Figure 9: Laguna Pallcacocha ENSO proxy – greater red intensity shows El Niño conditions (Source: Tsonis, 2009 – after Moy et al 2002)
Like flows in the Nile River – on which Pacific variability projects – the changes are not random noise in the climate system – that would sum to zero – but the product of dynamical complexity showing state regimes and globally coupled climate shifts at many scales. This inevitably leads to modulation of the global energy budget over many millennia at least.
Figure 10: Random vs dynamical climate change – after D. Koutsoyiannis
On the very short CERES record net energy out – the sum of SW and IR power fluxes over time – is the dominant term on the right hand side of the global energy equation. Net TOA power flux is warming up by convention – in what was a warming trend in net CERES data.
Figure 11: Net TOA power flux
Reflected SW responds to changes int incoming SW, cloud and north/south ocean/land asymmetry. In contrast to the net graph up is more energy reflected back to space – or in the IR data higher emissions – and a cooling planet.
The cloud signal shows an anti-correlated relationship of IR and SW. Less cloud reflects less light but allows more IR to escape. With low marine strato-cumulus cloud SW dominates. There are land use, water vapor, aerosols, rain… and many other changes . But cloud impedes IR emissions and reflect SW. The IR anomalies at the bottom are a mirror of SW anomalies showing the role of cloud in 21st century changes in the energy budget.

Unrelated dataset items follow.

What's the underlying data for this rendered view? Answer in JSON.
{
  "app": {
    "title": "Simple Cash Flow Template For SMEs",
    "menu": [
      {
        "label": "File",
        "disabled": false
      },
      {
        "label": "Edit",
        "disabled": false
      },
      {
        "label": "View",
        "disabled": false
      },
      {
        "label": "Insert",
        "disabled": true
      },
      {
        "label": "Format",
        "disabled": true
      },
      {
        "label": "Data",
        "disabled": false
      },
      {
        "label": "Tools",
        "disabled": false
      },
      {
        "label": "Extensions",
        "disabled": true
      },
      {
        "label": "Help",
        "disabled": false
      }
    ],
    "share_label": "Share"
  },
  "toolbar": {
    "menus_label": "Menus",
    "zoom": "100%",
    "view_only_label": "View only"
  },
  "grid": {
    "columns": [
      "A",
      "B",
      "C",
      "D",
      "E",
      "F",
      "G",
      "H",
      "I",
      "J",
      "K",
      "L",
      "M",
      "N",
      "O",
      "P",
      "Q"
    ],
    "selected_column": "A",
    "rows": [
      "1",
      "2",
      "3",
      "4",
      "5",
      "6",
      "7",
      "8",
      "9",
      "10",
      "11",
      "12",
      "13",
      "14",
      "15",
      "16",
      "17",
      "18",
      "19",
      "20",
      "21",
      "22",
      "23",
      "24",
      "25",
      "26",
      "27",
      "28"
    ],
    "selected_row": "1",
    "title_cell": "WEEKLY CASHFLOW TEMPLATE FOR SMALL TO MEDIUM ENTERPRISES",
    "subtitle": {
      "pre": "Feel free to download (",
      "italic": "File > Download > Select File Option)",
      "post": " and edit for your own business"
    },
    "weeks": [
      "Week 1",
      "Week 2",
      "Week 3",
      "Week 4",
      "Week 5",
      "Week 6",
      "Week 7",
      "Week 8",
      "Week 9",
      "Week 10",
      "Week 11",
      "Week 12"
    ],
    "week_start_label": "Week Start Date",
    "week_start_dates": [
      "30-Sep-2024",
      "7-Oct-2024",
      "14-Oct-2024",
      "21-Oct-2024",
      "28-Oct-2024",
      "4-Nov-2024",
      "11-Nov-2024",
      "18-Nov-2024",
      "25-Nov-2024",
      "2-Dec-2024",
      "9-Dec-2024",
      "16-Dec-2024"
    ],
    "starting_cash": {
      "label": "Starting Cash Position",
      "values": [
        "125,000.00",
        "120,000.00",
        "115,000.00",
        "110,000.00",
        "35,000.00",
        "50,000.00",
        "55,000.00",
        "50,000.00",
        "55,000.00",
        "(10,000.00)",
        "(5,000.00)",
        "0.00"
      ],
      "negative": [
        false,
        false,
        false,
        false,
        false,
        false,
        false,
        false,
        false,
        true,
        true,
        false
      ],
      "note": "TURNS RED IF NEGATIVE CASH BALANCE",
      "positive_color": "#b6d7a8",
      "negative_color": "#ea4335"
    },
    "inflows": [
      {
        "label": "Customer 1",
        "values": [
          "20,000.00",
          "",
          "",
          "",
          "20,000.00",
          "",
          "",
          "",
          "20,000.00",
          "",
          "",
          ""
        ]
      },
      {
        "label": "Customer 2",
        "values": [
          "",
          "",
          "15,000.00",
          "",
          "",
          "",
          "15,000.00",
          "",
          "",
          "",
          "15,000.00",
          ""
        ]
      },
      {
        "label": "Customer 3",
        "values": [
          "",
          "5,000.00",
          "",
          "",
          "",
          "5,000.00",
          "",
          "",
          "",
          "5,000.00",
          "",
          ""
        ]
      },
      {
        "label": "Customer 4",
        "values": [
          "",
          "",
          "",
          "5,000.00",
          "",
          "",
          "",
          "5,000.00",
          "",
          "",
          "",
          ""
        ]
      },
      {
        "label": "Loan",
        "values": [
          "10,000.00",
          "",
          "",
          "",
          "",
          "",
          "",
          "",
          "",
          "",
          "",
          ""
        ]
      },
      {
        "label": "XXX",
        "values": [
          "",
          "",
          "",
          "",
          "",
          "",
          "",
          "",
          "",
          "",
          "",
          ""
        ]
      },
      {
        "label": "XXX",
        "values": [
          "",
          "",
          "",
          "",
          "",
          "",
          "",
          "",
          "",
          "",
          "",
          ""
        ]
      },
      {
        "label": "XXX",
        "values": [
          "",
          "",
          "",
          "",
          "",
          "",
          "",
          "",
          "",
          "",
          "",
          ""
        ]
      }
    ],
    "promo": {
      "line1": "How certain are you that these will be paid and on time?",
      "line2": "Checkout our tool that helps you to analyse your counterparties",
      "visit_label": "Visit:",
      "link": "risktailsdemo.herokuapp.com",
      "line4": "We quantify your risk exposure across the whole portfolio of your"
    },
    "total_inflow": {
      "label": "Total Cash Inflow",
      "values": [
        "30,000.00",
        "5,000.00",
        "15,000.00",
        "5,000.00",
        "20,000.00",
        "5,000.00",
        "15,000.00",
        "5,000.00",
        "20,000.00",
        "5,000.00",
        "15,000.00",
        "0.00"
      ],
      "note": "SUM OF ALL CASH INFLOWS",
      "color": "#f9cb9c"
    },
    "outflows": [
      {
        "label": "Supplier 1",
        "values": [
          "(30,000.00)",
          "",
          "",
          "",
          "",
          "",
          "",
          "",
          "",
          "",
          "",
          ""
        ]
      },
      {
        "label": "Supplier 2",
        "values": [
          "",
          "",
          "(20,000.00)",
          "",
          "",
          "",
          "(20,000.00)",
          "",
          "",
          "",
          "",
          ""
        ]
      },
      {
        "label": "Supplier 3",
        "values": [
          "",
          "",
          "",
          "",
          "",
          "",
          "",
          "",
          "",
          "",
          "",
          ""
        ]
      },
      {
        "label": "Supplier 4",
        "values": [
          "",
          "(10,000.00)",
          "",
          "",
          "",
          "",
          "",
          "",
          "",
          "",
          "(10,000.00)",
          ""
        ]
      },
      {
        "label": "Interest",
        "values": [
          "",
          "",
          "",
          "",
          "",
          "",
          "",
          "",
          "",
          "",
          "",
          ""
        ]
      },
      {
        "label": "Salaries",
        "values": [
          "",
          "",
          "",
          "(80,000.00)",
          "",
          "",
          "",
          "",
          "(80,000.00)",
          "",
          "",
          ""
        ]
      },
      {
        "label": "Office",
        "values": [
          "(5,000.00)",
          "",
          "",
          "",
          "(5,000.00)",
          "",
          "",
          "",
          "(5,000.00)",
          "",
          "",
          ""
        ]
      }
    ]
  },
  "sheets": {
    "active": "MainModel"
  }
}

Figure 12: SW (a) and IR (b) TOA power flux
There is less reflected light in the early years followed by little net change and a recent warming associated with a warm eastern Pacific. The IR data on the other hand shows cooling in the early record, little change in the middle and more cooling at the end. The mirror image of SW and IR energy changes show that cloud was the dominant source of energy change in the climate system in the 21st century. Very little surface warming – and little of that not associated with EL Ninos – implies that the source of cloud change was not AGW cloud feedbacks. This is not to say that AGW is not buried somewhere in there amidst the large natural TOA power flux fluctuations resulting from ocean and atmospheric circulation changes (Loeb et al 2012). Nor that there isn’t a risk of adverse regimes initiated by greenhouse gases emerging from the dynamical complexity of the Earth system.